> I don't have a strong opinion on this, but find that the core of this problem 
> seems to be a lack of simple documentation about the required jars to run a 
> client.  The practice of adding jars until no longer getting CNFE would be 
> solved with documentation stating which are client-dependent jars.

This would be the simplest solution, yes. I'm not sure if it is even
mentioned in the ticket ;-)

> What exactly is the goal?  Is it to prevent this CNFE trial-and-error 
> practice?  Is it to make it so clients only need a single jar?  Or is it to 
> make a single, lightweight jar that only works for the client?
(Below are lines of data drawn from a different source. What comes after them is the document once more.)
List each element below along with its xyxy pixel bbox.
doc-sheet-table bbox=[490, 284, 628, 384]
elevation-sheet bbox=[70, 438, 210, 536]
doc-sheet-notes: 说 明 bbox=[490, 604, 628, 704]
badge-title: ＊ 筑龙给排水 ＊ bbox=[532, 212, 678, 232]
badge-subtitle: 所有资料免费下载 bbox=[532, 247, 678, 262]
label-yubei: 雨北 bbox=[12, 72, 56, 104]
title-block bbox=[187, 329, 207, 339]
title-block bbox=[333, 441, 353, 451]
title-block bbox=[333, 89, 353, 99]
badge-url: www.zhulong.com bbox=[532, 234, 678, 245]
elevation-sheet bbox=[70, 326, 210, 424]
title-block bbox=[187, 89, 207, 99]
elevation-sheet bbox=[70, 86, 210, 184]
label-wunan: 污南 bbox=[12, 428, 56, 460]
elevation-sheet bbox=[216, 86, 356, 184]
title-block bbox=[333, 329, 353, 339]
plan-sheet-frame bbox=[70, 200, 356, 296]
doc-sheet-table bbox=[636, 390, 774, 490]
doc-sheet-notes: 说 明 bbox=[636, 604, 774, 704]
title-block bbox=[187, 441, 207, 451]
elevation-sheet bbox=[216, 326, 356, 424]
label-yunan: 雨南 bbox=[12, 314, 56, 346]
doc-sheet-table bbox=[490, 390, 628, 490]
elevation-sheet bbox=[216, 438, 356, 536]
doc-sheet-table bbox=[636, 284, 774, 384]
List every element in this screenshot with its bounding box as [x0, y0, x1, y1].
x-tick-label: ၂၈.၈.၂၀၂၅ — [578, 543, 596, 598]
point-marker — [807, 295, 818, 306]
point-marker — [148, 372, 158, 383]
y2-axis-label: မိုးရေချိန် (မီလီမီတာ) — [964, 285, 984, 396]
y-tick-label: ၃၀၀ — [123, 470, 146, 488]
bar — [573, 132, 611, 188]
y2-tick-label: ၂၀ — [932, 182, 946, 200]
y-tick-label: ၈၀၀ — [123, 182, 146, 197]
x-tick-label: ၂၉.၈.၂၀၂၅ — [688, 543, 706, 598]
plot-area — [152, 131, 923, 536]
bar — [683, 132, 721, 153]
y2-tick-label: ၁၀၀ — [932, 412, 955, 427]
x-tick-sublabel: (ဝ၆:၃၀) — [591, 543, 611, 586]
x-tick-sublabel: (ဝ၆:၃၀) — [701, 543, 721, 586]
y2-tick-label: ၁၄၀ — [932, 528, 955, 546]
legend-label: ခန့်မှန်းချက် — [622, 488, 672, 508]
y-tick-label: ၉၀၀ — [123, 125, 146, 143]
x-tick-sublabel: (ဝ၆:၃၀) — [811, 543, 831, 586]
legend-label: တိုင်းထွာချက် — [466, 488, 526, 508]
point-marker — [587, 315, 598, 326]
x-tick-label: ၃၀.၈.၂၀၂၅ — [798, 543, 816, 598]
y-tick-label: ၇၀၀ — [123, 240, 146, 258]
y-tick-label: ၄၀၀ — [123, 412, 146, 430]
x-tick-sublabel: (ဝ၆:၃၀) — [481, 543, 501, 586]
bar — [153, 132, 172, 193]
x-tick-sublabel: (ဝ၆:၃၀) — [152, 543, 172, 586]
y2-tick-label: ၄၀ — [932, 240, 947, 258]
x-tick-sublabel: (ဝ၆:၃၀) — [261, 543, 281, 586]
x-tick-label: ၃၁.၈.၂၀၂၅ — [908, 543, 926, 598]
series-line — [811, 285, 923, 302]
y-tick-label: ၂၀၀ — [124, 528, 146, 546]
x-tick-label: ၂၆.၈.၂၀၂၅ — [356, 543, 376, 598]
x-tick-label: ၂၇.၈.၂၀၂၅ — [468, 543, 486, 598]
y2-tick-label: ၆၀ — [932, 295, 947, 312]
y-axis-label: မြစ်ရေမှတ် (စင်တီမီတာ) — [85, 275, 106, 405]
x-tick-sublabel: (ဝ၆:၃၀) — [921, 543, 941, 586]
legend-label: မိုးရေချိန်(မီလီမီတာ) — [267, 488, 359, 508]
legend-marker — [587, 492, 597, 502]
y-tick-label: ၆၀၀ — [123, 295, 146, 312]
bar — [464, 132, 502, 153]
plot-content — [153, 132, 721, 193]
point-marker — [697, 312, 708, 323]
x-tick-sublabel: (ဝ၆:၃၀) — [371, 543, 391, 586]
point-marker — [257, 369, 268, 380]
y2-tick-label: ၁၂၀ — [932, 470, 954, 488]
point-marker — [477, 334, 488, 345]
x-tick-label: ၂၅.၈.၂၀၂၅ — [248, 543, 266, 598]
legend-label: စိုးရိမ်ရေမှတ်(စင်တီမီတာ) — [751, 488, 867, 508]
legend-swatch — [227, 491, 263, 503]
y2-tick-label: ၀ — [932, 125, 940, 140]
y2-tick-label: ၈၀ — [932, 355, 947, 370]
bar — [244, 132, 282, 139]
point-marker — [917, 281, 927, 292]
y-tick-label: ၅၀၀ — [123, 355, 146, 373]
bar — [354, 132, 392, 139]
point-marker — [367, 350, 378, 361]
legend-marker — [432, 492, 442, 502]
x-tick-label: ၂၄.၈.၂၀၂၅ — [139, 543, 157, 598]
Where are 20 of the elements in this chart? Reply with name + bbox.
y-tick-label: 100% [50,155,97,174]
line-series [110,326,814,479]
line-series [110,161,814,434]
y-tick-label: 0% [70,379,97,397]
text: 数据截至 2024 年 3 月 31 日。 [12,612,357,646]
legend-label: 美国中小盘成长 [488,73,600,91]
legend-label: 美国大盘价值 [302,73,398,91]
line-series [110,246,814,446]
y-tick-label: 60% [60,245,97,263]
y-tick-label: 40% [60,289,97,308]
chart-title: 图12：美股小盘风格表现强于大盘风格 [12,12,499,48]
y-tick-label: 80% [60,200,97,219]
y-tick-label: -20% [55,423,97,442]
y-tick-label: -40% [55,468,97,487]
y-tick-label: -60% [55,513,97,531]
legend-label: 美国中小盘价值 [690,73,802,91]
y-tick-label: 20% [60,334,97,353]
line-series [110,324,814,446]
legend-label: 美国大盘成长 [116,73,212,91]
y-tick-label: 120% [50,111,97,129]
The goal would be to make developing applications that use HBase
easier. An extended goal would be to make it easier for those using
Maven. At the moment you can depend on the SNAPSHOT libraries that we
publish now to the repositories. But those have a complete set of
dependencies even for all the server stuff that is not needed on the
server side.

> Is there a lot of added value by having a single, client-only jar vs a single 
> jar that works for client and server?

I can only talk from my personal experience (and the improved
documentation you mentioned would also have sufficed to a point) but
this separation would have made my start in HBase a lot easier because
there is no clear separation between the client and server and the
documentation is lacking.

I also regularly read this question on IRC, the user mailing list or
Twitter. So I'm definitely not alone.

> I'm all for making it easier for users, so if users say this would be helpful 
> then we should do something.  Code separation is also not a bad thing.  I 
> just never liked the hadoop separation so I don't want to make things 
> actually more complex in the process.

What don't you like about the separation?
As mentioned in the ticket something like: hbase-common, hbase-server
and hbase-client would lend itself to what we've planned.

All in all I don't really have a strong opinion either way - it'd be
just nice to get a decision on this.